Но вот последний стих «Мастерицы…» не привлекал к себе, кажется, особого внимания. «Уходи. Уйди. Еще побудь» – замечательное завершение стихотворения, которое выражает и сознание непреодолимой дистанции в отношениях, и мольбу все же, вопреки всему, продолжить эти отношения хотя бы ненадолго, и страх за ту, к кому обращены эти слова: стоящий «у твердого порога» отталкивает «мастерицу виноватых взоров», дорогое нежное существо от себя – его гибельная судьба не должна стать ее судьбой.

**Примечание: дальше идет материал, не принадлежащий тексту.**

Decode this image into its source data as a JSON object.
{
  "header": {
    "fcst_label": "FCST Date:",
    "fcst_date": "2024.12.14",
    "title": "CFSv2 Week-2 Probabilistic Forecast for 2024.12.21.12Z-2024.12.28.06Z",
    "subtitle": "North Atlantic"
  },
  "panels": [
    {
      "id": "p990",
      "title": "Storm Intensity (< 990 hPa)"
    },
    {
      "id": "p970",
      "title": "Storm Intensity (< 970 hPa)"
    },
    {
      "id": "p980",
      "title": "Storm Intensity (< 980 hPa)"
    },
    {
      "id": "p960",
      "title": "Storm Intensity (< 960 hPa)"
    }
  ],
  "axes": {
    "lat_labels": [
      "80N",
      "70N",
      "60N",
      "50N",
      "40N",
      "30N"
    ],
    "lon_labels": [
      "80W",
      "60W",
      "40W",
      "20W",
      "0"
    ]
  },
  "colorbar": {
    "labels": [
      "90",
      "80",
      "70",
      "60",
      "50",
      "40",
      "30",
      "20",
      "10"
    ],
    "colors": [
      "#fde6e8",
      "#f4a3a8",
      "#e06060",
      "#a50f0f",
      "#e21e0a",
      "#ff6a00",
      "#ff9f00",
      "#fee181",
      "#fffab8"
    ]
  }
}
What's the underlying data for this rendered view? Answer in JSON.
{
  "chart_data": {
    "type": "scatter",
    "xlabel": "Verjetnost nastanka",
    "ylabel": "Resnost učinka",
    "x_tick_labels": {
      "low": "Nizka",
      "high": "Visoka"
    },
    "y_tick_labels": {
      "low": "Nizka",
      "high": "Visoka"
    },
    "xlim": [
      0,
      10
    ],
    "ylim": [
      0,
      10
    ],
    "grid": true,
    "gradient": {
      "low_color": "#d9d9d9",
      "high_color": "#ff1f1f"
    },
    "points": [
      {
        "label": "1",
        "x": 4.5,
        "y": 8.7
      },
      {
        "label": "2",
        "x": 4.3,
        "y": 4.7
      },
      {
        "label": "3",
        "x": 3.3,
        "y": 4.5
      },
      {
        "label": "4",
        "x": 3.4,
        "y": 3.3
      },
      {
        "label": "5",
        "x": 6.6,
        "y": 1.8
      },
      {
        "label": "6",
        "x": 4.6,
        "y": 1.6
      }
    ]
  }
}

Крамольные стихи (о Сталине и другие) были ко времени появления «Мастерицы виноватых взоров…» уже написаны, поэт не мог удержать их в себе и не читать, даже сознавая, что он ходит по краю пропасти. Сознание близости гибели и тоска по сочувствию выразились в обращении к героине: «гибнущим подмога…».
Однако, как нам представляется, финальный стих «Мастерицы…» отразил и воспоминание о другой, более ранней любви – к Ольге Гильдебрандт-Арбениной.
В 1909 году в 12-м номере журнала «Весы» были опубликованы «Куранты любви» М.А. Кузмина. Именно в этом году с Кузминым познакомились Николай Гумилев и Осип Мандельштам. В следующем, 1910-м, это поэтически-музыкальное сочинение вышло в свет отдельным изданием: «Куранты любви». Слова и музыка М. Кузмина. М.: Скорпион, 1910. «Куранты любви» были очень популярны. Сам автор не раз исполнял свое произведение. Мандельштам был, без сомнения, знаком с «Курантами».